Abe Lucas remains rehabilitating from offseason knee surgery, trying to fix an issue that sidelined him on and off last season. Macdonald said the team hopes to have Lucas on the field for the start of training camp July 26, but no one is sure about that.

Smith said he believes Seattle’s offensive line can be “the best in the world.”

He, Howell and about a dozen other Seahawks offensive players vacationed together in Cabo San Lucas, Mexico, recently.

Smith, 33, is three years younger than his new head coach. Smith is entering his 12th NFL season.

The veteran quarterback said nothing Grubb or Macdonald are installing is different than a version of what he’s already been coached in football, concepts-wise. It’s the terminology and command of the intricacies in Grubb’s offense that Smith is working to perfect this spring and summer.

The only Seahawk who has Grubb’s system down is Jack Westover.

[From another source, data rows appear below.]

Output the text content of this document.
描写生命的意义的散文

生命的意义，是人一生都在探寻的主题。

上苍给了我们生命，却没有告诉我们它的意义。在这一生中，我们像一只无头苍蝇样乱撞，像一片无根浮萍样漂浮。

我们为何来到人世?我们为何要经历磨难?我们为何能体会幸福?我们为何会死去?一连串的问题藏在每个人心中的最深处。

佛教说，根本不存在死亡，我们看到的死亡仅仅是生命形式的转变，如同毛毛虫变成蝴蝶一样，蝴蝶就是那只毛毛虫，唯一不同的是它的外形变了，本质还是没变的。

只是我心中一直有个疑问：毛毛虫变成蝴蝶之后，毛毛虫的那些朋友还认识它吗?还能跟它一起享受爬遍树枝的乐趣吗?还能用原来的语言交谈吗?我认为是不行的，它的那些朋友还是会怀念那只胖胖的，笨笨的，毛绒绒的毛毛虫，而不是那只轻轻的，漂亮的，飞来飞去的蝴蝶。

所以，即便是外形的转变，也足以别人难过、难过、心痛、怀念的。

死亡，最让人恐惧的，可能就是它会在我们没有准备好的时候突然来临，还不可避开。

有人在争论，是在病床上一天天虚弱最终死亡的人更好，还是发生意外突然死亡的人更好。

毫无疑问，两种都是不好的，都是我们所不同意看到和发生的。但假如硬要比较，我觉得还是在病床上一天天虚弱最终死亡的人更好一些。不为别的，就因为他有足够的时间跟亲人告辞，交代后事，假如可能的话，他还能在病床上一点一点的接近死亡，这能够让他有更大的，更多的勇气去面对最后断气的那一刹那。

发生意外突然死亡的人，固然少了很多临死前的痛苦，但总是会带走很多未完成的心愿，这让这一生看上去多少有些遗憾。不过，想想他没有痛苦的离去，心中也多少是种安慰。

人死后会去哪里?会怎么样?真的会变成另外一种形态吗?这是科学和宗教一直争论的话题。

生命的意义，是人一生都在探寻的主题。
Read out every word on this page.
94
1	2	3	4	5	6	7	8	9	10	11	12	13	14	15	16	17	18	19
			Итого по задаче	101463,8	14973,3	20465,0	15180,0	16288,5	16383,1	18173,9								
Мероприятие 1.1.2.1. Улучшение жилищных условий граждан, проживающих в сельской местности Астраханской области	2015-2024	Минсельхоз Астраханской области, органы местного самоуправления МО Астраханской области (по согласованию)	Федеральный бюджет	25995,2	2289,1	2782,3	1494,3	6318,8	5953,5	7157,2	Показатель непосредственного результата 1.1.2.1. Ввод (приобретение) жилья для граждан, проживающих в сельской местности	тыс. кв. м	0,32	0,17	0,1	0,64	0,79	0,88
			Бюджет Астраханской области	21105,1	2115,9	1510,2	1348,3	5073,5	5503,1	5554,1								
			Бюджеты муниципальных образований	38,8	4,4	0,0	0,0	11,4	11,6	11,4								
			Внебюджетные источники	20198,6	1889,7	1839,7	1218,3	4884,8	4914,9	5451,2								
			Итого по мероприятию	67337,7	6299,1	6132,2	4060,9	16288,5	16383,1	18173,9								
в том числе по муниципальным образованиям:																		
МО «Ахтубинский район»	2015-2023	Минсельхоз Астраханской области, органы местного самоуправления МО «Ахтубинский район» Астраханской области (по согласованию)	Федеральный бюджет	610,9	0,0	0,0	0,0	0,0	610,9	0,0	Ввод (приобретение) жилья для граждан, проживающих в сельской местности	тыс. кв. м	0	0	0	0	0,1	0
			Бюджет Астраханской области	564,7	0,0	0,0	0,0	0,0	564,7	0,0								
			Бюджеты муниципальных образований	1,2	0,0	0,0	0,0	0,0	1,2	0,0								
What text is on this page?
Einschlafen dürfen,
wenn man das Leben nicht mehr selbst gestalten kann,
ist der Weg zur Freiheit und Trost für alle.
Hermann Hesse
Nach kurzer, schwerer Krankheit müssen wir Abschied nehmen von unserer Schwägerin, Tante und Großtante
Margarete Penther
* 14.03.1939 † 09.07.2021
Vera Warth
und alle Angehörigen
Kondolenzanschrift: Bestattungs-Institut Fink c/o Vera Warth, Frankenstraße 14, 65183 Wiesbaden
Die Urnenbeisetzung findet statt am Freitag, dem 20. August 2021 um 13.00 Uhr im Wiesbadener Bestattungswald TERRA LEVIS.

The rookie free-agent tight end played in it with UW the last two college seasons.

“We are all learning a new system, and we are all pretty much starting at the same spot,” Smith said. “For us, just talking about things that we may not understand with the coaches, or gaining some clarity if we need it, whether that’s from me or one of the coaches, that is something that we continue to work on. Together. Just kind of learning this thing.”

Smith says he loves how demanding Grubb is.

And the QB loves how Grubb’s system, the one in which Michael Penix Jr. starred at UW for two years before Atlanta drafted him eighth overall last month, fits Smith.

“I feel like I’m a drop-back passer,” Smith said. “I feel like this is a drop-back offense, an offense that’s going to spread the ball around, trust the quarterback to make the right decisions — that’s pre- and post-snap.

“And that’s something I feel like I’m good at.”